Pour le secrétaire général de l’Alliance atlantique, Jens Stoltenberg, il n’y pas d’indication que l’explosion, survenue mardi après-midi près de la frontière ukrainienne en Pologne, soit une attaque délibérée, et pas d’indication non plus que la Russie prépare une attaque contre l’Otan, rapporte notre correspondant à Bruxelles, Pierre Benazet.

C’est probablement un missile sol-air de la défense antiaérienne ukrainienne qui a frappé le village de Przewodów, mais « ce n’est pas la faute de l’Ukraine », qui se défend contre l’agression russe, souligne Jens Stoltenberg, pour qui l’explosion s’est produite au moment où Moscou a déclenché une vague massive de frappes.

Les Alliés ont cependant manifesté leur solidarité envers Varsovie. L’Otan veut mobiliser des armements supplémentaires de défense antiaérienne sur sa frontière orientale, et l’Allemagne propose par exemple à la Pologne le déploiement de patrouilles d’avions de combat sur ses frontières avec l’Ukraine et la Russie.

Le siège de l'Otan, photographié ce mercredi 16 novembre 2022 à Bruxelles.

 

La piste ukrainienne privilégiée

Mardi soir, l’explosion a créé la panique dans le camp occidental. Une frappe russe au sein des frontières de l’Otan aurait pu impliquer bien plus largement les membres de l’organisation politico-militaire dans le conflit en Ukraine, rappelle notre correspondant dans la capitale polonaise, Martin Chabal.

Mais pour l’instant, tout le monde semblant s’accorder sur le fait que ce serait plutôt un missile antiaérien ukrainien qui se serait égaré, en Pologne aussi, la pression est donc redescendue. Le branlebas de combat a laissé place à une situation plus calme, dans le sillage du discours du Premier ministre.

Si l’enquête sur les lieux de l’explosion est toujours en cours, la piste d’une frappe délibérée de la Russie semble s’éloigner au fil des réunions.

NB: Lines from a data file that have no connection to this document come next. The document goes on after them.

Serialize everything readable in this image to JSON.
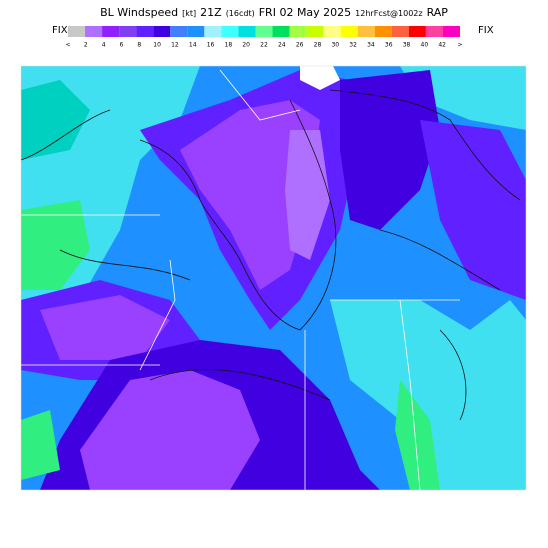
{
  "header": {
    "title_parts": [
      "BL Windspeed",
      "[kt]",
      "21Z",
      "(16cdt)",
      "FRI 02 May 2025",
      "12hrFcst@1002z",
      "RAP"
    ],
    "fix_left": "FIX",
    "fix_right": "FIX"
  },
  "legend": {
    "colors": [
      "#c8c8c8",
      "#b070ff",
      "#9020ff",
      "#8040f0",
      "#6020ff",
      "#4000e0",
      "#4080ff",
      "#1e90ff",
      "#a0f0ff",
      "#40ffff",
      "#00e0e0",
      "#60ff90",
      "#00e060",
      "#a0ff40",
      "#c8ff00",
      "#ffff80",
      "#ffff00",
      "#ffc040",
      "#ff9000",
      "#ff6040",
      "#ff0000",
      "#ff40a0",
      "#ff00c0"
    ],
    "labels": [
      "<",
      "2",
      "4",
      "6",
      "8",
      "10",
      "12",
      "14",
      "16",
      "18",
      "20",
      "22",
      "24",
      "26",
      "28",
      "30",
      "32",
      "34",
      "36",
      "38",
      "40",
      "42",
      ">"
    ]
  }
}
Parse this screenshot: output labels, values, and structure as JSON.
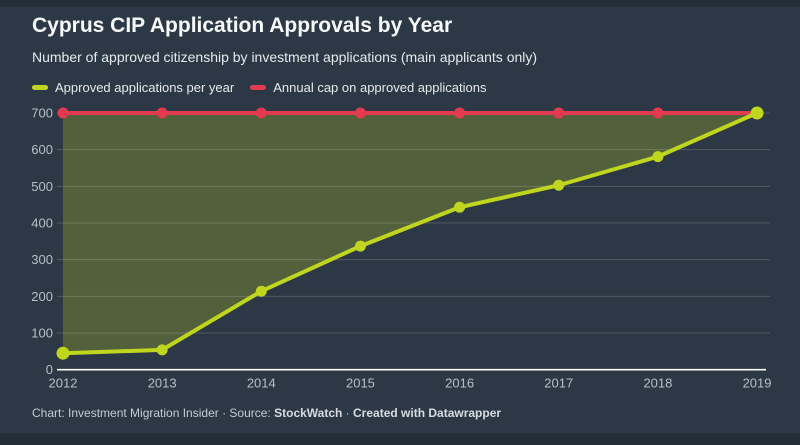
{
  "header": {
    "title": "Cyprus CIP Application Approvals by Year",
    "subtitle": "Number of approved citizenship by investment applications (main applicants only)"
  },
  "legend": {
    "items": [
      {
        "label": "Approved applications per year",
        "color": "#c0d51e"
      },
      {
        "label": "Annual cap on approved applications",
        "color": "#e23a4e"
      }
    ]
  },
  "footer": {
    "prefix": "Chart: Investment Migration Insider · Source: ",
    "source_name": "StockWatch",
    "mid": " · ",
    "created_with": "Created with Datawrapper"
  },
  "colors": {
    "background": "#2c3845",
    "page_edge": "#242e39",
    "grid_line": "rgba(255,255,255,0.17)",
    "axis_baseline": "#ffffff",
    "axis_label": "#b7bfc7",
    "approved_line": "#c0d51e",
    "cap_line": "#e23a4e",
    "area_fill": "rgba(192,213,30,0.26)"
  },
  "chart_data": {
    "type": "line",
    "title": "Cyprus CIP Application Approvals by Year",
    "subtitle": "Number of approved citizenship by investment applications (main applicants only)",
    "x": [
      2012,
      2013,
      2014,
      2015,
      2016,
      2017,
      2018,
      2019
    ],
    "series": [
      {
        "name": "Approved applications per year",
        "color": "#c0d51e",
        "values": [
          45,
          54,
          214,
          337,
          443,
          503,
          581,
          700
        ]
      },
      {
        "name": "Annual cap on approved applications",
        "color": "#e23a4e",
        "values": [
          700,
          700,
          700,
          700,
          700,
          700,
          700,
          700
        ]
      }
    ],
    "ylim": [
      0,
      700
    ],
    "y_ticks": [
      0,
      100,
      200,
      300,
      400,
      500,
      600,
      700
    ],
    "grid": "horizontal",
    "legend_position": "top",
    "area_fill_between_series": true,
    "annual_cap_value": 700
  }
}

Dès mardi soir, le gouvernement avait multiplié les réunions d’urgence pour déterminer la marche à suivre, mais était resté prudent quant à l’origine des projectiles.

Le Premier ministre, Mateusz Morawiecki, s’est voulu rassurant dès la première réunion. La Pologne agit avec calme. Par précaution, Varsovie a tout de même rehaussé son niveau d’alerte et a renforcé son espace aérien, et le président polonais a également passé de longues minutes avec Joe Biden au téléphone.

Le président américain a rapidement apporté son soutien, et a envoyé une équipe d’experts pour enquêter sur place. Les membres de l’Otan, très concernés par cet incident, ont ensuite rapidement convoqué leur réunion. Mais à l’heure actuelle, ils confirment que la thèse privilégiée est celle d’un missile ukrainien.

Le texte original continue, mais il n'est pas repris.